Hull writes so convincingly of the days of a man facing death, shut up in a nursing home; traveling down memory lane wishing he had done things differently and trying to find the purpose of his life so he doesn't feel he lived in vain. You are trapped in an old man's body with Patrick and you feel the young man inside bemoaning how fast time travels. One day he was a jaunty soldier on his way to France ~~ his jauntiness hiding his fears and loneliness. Then the next day, he's an old man dying alone.

This is the most beautifully written book I have ever read. It sounds depressing on the blurbs but I advise you to ignore that. It is really not depressing ~~ it does have its depressing moments ~~ but it is freeing too. When life slows almost to a stop, one begins to realize that the hustle-bustle of our daily lives really don't mean anything. Only love matters ~~ where you hold your loved ones close; the touch of a lover's hand on your arm as you talk; the love of a child who runs into your arms ... all give meaning to your existence. Hull writes beautifully and movingly of the love we all search for in our dreams and he carries you along with his beautiful vision.

This is the most incredible romantic book I have ever read. And it helps that it is also lyrical as you travel through the years with Patrick as he searches for his one love ~~ Julia. And while it sounds sappy, it's not. I highly recommend this book for anyone to read. It's a gem of a book to add to your book collection.

Rating: 5 stars
Summary: Fabulous
Review: What a book! I just finished it and was so sorry to see it come to an end. Jonathan Hull is such a storyteller. I laughed and cried. I truly felt that I could reach out and touch the characters, Patrick, Julia and Daniel, as he brought them to life. I anxiously await the next book from this author and this is a book that is highly recommended.

Rating: 5 stars
Summary: A bridge to the past, the present and a good man's soul
Review: This poignant first person story is told thru the pages of an old man's diary as he approaches death in a nursing home and relives a life filled with love, tragedy and ultimately happiness. The book will make you smile, and cry.
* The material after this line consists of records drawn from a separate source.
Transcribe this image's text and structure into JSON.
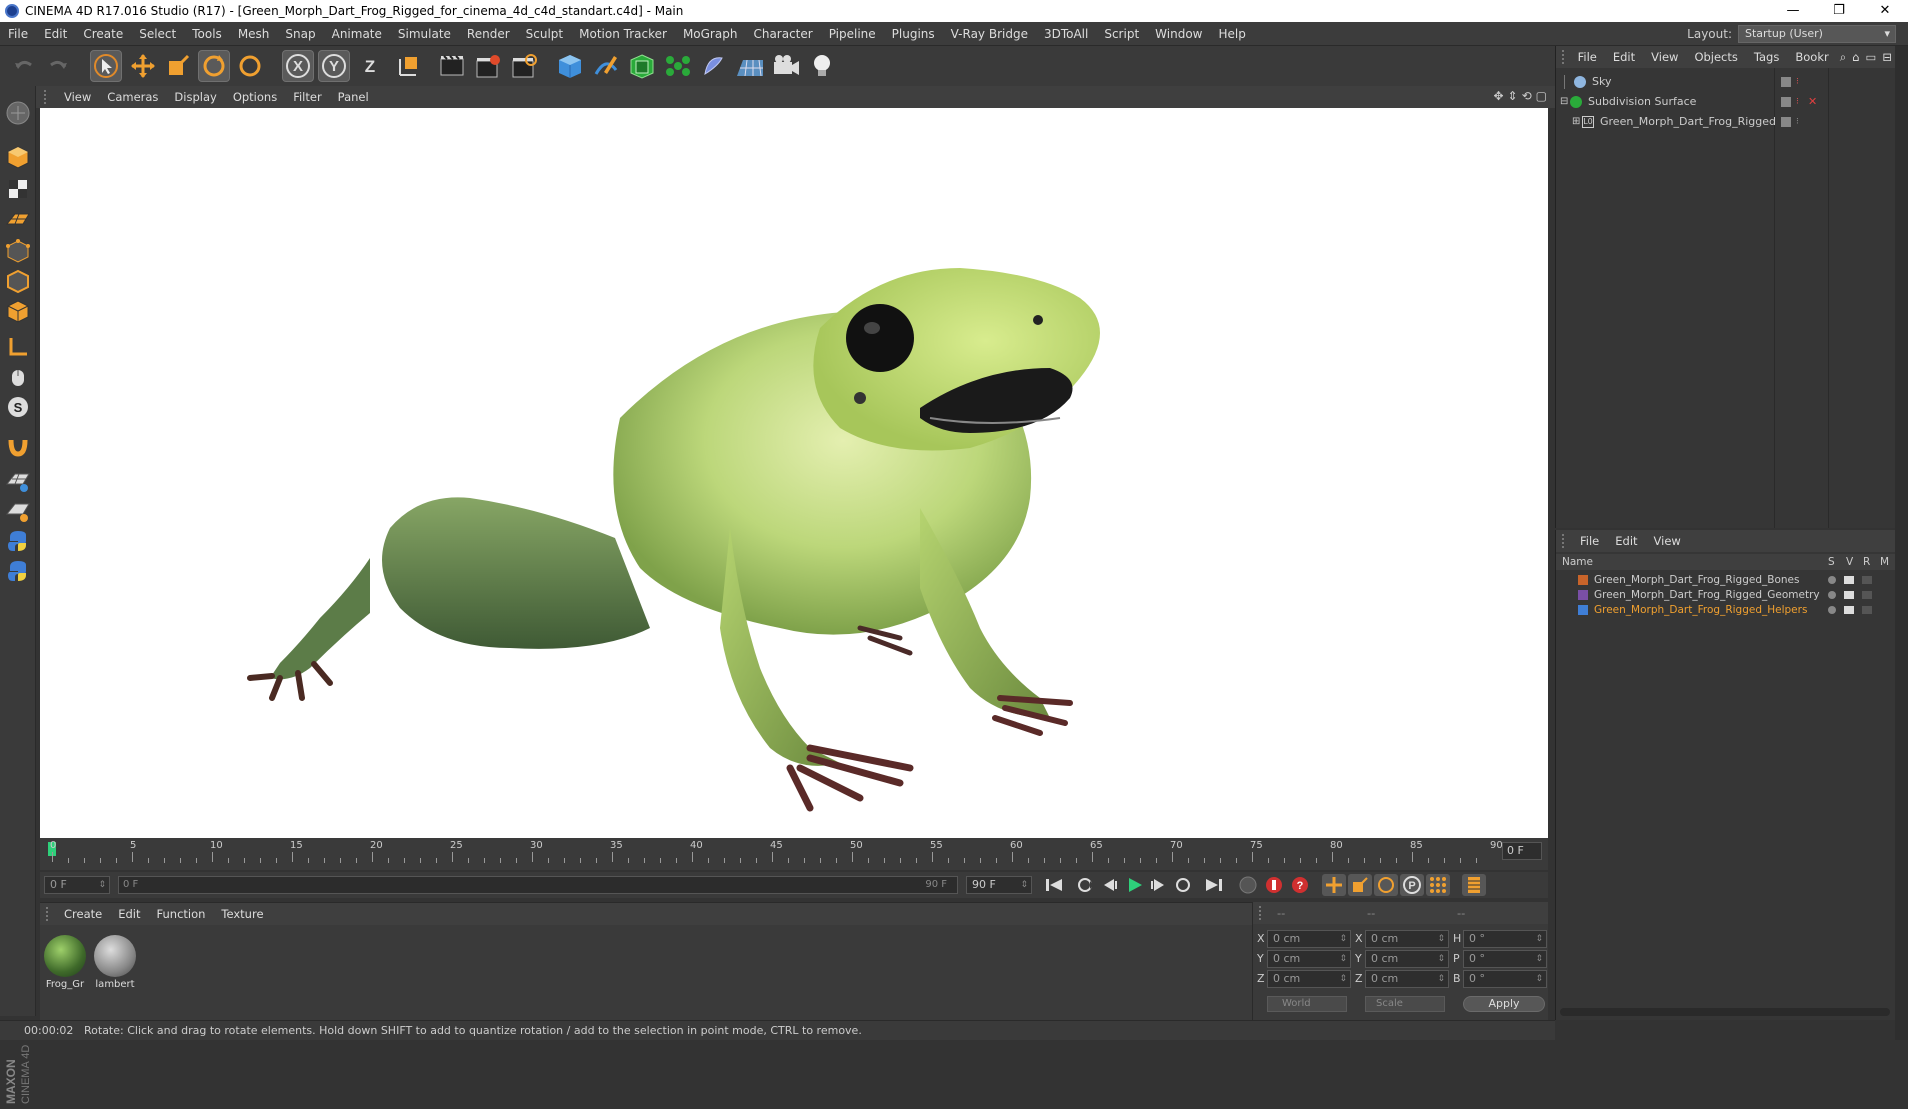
{
  "window": {
    "title": "CINEMA 4D R17.016 Studio (R17) - [Green_Morph_Dart_Frog_Rigged_for_cinema_4d_c4d_standart.c4d] - Main",
    "minimize": "—",
    "restore": "❐",
    "close": "✕"
  },
  "menubar": {
    "items": [
      "File",
      "Edit",
      "Create",
      "Select",
      "Tools",
      "Mesh",
      "Snap",
      "Animate",
      "Simulate",
      "Render",
      "Sculpt",
      "Motion Tracker",
      "MoGraph",
      "Character",
      "Pipeline",
      "Plugins",
      "V-Ray Bridge",
      "3DToAll",
      "Script",
      "Window",
      "Help"
    ],
    "layout_label": "Layout:",
    "layout_value": "Startup (User)"
  },
  "viewport": {
    "menu": [
      "View",
      "Cameras",
      "Display",
      "Options",
      "Filter",
      "Panel"
    ]
  },
  "timeline": {
    "ticks": [
      "0",
      "5",
      "10",
      "15",
      "20",
      "25",
      "30",
      "35",
      "40",
      "45",
      "50",
      "55",
      "60",
      "65",
      "70",
      "75",
      "80",
      "85",
      "90"
    ],
    "current_frame": "0 F"
  },
  "transport": {
    "start_field": "0 F",
    "range_start": "0 F",
    "range_end": "90 F",
    "end_field": "90 F"
  },
  "material_manager": {
    "menu": [
      "Create",
      "Edit",
      "Function",
      "Texture"
    ],
    "materials": [
      {
        "name": "Frog_Gr"
      },
      {
        "name": "lambert"
      }
    ]
  },
  "coordinates": {
    "headers": [
      "--",
      "--",
      "--"
    ],
    "rows": [
      {
        "a": "X",
        "a_val": "0 cm",
        "b": "X",
        "b_val": "0 cm",
        "c": "H",
        "c_val": "0 °"
      },
      {
        "a": "Y",
        "a_val": "0 cm",
        "b": "Y",
        "b_val": "0 cm",
        "c": "P",
        "c_val": "0 °"
      },
      {
        "a": "Z",
        "a_val": "0 cm",
        "b": "Z",
        "b_val": "0 cm",
        "c": "B",
        "c_val": "0 °"
      }
    ],
    "mode": "World",
    "scale": "Scale",
    "apply": "Apply"
  },
  "status": {
    "time": "00:00:02",
    "message": "Rotate: Click and drag to rotate elements. Hold down SHIFT to add to quantize rotation / add to the selection in point mode, CTRL to remove."
  },
  "object_manager": {
    "menu": [
      "File",
      "Edit",
      "View",
      "Objects",
      "Tags",
      "Bookr"
    ],
    "objects": [
      {
        "name": "Sky"
      },
      {
        "name": "Subdivision Surface"
      },
      {
        "name": "Green_Morph_Dart_Frog_Rigged"
      }
    ]
  },
  "layer_manager": {
    "menu": [
      "File",
      "Edit",
      "View"
    ],
    "col_name": "Name",
    "col_s": "S",
    "col_v": "V",
    "col_r": "R",
    "col_m": "M",
    "layers": [
      {
        "name": "Green_Morph_Dart_Frog_Rigged_Bones",
        "color": "#c8642a"
      },
      {
        "name": "Green_Morph_Dart_Frog_Rigged_Geometry",
        "color": "#7a4fa6"
      },
      {
        "name": "Green_Morph_Dart_Frog_Rigged_Helpers",
        "color": "#3f7ed6"
      }
    ]
  },
  "brand": {
    "text1": "MAXON",
    "text2": "CINEMA 4D"
  },
  "colors": {
    "accent": "#f09a2a",
    "selected_layer_text": "#f0a030"
  }
}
It will be with you long after you put it down. Don't put this book down! Send it to a special friend that loves to read. Someone who will appreciate being transported to Paris in the spring with love and to Verdun in the trenches during the first World War. Someone who embraces life!

Rating: 5 stars
Summary: Just loved it!
Review: Losing Julia is an incredibly well-written novel which weaves four different perspectives into a thoughtful, yet romantic account of a man's life and his search for meaning. First is the convincing story of Patrick,age 81. Hull sensitively peers into the unrest of old age while never losing his sense of humor. Second, is the story about the horrors of WWI, specificially the experiences of an embattled unit prior to and during the Battle of Verdun. Third, it is a story about a love triangle which involves Patrick, his war-buddy Daniel and the woman they both loved, Julia. And fourth, it explores the very human need to make sense of our lives and experiences. It could be said that Losing Julia is about the redemptive power of love, the elusiveness of happiness, and how the idea of love can save a man's sanity (and maybe his soul). Can't recommend this one highhly enough.